In order for this to work, the ActivityExecutor class needs to have a reference to a class constructor for the activity it's going to use, otherwise there will be nothing at runtime for it to call new on. So you could define it like this:

class ActivityExecutor<I, O> {
    constructor(public Activity: new () => BaseActivity<I, O>) { }
    execute(input: I): O {
        return new this.Activity().execute(input)
    }
}

where ActivityExecutor is generic in the same input I and output O type arguments from BaseActivity. The constructor takes an Activity argument whose type is a zero-argument construct signature for a BaseActivity<I, O>. The public modifier makes it a parameter property, so that the parameter is copied into a class property of the same name.
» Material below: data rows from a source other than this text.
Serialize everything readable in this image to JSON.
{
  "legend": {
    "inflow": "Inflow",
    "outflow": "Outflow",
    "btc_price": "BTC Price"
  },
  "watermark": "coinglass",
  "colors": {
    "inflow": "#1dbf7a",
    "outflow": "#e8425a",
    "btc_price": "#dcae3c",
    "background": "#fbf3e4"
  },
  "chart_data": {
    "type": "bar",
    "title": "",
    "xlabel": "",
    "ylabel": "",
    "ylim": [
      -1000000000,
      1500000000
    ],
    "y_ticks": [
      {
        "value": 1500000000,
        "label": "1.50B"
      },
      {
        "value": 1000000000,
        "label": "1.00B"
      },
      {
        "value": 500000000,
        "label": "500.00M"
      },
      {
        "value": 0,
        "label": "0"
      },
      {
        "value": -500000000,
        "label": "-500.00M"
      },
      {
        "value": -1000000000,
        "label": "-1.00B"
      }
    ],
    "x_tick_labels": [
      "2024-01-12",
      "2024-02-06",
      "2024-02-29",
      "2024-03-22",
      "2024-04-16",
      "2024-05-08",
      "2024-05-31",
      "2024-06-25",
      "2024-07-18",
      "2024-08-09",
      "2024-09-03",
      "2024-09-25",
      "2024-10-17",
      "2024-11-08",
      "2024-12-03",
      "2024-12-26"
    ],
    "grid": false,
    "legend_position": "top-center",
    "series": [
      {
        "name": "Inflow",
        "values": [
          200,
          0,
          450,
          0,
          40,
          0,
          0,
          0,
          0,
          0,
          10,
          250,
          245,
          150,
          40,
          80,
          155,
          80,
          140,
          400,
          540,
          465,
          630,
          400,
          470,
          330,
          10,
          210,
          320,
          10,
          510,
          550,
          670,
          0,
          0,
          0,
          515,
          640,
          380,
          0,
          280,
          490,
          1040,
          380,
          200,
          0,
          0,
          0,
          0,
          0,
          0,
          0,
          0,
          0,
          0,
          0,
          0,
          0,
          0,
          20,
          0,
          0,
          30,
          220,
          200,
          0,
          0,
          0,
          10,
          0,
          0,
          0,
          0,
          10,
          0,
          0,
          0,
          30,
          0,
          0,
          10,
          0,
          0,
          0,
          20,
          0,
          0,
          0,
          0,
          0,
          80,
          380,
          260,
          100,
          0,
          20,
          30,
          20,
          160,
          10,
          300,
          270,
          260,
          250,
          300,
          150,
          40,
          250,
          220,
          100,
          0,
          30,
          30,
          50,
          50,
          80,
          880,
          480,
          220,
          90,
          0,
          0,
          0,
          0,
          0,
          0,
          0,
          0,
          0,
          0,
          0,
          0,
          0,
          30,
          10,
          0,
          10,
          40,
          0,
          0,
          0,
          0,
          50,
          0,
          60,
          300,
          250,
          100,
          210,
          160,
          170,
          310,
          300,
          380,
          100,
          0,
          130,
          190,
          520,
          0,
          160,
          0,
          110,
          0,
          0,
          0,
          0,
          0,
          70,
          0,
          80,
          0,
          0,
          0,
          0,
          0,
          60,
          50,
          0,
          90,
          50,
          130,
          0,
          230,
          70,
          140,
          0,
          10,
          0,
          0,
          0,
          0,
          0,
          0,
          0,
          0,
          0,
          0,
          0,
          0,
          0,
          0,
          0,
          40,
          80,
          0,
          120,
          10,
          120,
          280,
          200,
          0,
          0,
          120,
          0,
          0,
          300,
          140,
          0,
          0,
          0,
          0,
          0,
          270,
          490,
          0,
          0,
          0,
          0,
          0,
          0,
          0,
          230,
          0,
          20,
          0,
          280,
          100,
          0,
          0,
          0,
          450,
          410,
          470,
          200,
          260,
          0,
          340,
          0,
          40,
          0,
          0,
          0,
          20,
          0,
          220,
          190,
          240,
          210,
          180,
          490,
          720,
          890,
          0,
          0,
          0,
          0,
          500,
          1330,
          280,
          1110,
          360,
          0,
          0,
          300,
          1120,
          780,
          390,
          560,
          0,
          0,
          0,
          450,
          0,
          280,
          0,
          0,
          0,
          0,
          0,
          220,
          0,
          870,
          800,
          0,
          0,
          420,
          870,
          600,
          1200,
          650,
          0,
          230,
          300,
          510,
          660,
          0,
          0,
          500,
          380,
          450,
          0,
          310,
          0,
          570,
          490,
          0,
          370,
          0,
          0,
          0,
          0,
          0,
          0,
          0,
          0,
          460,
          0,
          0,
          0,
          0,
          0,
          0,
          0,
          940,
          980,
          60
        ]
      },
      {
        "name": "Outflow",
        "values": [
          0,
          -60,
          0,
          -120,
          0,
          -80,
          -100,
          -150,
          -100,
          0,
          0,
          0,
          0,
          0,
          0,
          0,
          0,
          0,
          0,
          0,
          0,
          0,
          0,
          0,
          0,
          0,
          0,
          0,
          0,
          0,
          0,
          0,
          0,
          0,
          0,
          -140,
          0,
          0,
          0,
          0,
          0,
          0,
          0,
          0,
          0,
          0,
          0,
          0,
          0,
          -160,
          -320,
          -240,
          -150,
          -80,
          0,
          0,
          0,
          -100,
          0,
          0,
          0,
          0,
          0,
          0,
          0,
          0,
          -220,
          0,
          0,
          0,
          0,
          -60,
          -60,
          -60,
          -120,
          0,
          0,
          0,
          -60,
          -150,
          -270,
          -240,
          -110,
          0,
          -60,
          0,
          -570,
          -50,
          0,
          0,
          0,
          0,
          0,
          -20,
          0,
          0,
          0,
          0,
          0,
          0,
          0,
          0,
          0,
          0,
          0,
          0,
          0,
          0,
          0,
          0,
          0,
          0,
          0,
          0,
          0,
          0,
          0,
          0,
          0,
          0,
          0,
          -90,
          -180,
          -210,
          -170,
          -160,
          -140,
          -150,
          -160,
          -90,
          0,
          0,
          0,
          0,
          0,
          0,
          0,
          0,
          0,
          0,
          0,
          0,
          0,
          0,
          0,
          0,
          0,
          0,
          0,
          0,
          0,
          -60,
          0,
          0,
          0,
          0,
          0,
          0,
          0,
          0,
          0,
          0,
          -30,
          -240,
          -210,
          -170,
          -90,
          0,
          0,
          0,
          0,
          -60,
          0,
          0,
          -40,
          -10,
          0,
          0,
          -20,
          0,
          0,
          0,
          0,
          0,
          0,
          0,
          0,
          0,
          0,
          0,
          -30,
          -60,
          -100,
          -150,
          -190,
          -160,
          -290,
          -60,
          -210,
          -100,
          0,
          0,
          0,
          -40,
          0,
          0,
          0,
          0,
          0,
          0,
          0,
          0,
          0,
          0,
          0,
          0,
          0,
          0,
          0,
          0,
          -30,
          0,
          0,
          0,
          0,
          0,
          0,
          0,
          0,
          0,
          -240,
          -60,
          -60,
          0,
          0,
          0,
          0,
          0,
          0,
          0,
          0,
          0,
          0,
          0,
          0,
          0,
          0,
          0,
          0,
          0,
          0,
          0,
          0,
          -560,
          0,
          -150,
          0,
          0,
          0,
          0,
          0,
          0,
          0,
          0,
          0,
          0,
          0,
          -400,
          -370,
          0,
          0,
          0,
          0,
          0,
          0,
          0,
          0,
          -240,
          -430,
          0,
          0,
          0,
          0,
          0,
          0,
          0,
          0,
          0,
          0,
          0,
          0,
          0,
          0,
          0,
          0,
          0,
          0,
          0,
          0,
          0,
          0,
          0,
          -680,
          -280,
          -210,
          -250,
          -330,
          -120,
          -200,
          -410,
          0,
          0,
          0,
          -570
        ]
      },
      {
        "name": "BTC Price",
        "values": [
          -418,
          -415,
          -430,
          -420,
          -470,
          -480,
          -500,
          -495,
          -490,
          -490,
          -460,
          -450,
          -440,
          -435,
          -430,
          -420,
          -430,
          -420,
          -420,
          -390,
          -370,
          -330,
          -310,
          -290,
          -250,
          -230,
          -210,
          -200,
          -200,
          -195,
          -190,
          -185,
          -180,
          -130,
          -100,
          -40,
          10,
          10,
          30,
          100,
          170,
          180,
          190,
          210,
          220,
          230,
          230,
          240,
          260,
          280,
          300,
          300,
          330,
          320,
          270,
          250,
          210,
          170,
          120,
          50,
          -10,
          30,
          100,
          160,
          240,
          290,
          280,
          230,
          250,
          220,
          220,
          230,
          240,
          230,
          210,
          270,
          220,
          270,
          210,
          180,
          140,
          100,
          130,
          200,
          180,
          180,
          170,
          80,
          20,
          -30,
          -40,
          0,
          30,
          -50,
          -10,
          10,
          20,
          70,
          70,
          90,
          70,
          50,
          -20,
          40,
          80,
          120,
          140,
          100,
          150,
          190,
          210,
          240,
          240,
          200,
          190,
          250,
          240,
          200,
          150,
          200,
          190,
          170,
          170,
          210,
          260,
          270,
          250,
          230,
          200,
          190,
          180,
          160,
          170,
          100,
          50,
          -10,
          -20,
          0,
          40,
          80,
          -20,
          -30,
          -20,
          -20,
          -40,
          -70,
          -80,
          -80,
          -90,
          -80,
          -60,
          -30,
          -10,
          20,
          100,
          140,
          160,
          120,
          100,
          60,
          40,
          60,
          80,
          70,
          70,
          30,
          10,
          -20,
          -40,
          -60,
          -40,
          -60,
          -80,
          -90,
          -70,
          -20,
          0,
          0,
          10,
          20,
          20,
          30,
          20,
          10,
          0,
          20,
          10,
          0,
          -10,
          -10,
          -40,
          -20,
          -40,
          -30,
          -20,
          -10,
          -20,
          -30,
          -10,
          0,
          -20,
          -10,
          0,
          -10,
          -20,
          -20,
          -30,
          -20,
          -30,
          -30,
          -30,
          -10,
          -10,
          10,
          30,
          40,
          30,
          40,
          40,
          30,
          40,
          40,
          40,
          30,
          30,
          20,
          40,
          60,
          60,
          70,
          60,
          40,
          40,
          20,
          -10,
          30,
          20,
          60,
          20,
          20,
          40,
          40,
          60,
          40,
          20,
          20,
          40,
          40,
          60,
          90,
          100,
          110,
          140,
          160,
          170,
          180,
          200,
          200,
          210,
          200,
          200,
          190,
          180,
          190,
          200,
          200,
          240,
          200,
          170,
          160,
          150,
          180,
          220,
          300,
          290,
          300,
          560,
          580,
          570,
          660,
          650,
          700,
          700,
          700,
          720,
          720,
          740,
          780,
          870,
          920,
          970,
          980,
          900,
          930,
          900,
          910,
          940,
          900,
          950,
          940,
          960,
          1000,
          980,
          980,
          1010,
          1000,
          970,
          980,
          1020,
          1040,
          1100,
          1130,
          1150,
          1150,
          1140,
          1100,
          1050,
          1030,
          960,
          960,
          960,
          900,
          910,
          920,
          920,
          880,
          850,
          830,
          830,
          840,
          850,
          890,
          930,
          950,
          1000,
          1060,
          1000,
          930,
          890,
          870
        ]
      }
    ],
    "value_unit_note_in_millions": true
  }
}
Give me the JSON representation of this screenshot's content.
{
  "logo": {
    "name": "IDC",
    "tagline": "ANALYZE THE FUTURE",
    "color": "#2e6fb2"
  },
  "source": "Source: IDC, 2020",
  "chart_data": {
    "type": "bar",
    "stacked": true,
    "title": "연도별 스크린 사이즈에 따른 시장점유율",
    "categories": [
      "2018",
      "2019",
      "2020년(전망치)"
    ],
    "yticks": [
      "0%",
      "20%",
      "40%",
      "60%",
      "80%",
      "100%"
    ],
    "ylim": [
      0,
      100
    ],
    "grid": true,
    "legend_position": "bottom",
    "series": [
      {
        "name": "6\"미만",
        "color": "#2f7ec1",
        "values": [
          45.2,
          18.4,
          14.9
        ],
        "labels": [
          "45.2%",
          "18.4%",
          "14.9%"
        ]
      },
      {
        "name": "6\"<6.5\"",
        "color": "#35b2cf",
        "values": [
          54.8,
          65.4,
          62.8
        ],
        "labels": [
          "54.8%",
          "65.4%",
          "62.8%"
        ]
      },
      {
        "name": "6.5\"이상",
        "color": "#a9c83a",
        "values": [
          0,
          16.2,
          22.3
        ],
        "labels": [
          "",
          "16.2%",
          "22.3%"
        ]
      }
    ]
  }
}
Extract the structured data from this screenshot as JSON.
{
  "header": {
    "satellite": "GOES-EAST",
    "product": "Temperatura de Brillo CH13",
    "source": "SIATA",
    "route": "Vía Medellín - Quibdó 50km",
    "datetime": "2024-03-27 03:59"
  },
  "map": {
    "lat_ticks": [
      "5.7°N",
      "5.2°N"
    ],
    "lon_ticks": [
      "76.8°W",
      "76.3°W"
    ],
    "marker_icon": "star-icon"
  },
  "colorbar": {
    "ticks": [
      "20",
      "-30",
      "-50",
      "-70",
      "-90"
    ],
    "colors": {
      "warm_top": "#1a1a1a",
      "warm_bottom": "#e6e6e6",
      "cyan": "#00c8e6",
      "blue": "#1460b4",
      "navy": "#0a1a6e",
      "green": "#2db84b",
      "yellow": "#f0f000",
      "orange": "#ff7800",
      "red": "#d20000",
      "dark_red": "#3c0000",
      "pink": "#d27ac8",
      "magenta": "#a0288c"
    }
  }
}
It's essentially the same as

class ActivityExecutor<I, O> {
    Activity;
    constructor(Activity: new () => BaseActivity<I, O>) {
        this.Activity = Activity;
    }
    execute(input: I): O {
        return new this.Activity().execute(input)
    }
}

Anyway, the execute() method now has access to the needed this.Activity class constructor so it can be implemented.

Let's make sure it works:

const addNumbers = new ActivityExecutor(AddNumbers);
// const addNumbers: ActivityExecutor<AddNumbersInput, number>
const result = addNumbers.execute({ num1: 3, num2: 3 });
// const result: number
console.log(result) // 6

Looks good. The compiler understands that new ActivityExecutor(AddNumbers) produces a value of type ActivityExecutor<AddNumbersInput, number>, and thus that the execute() method takes an AddNumbersInput argument and produces a number output.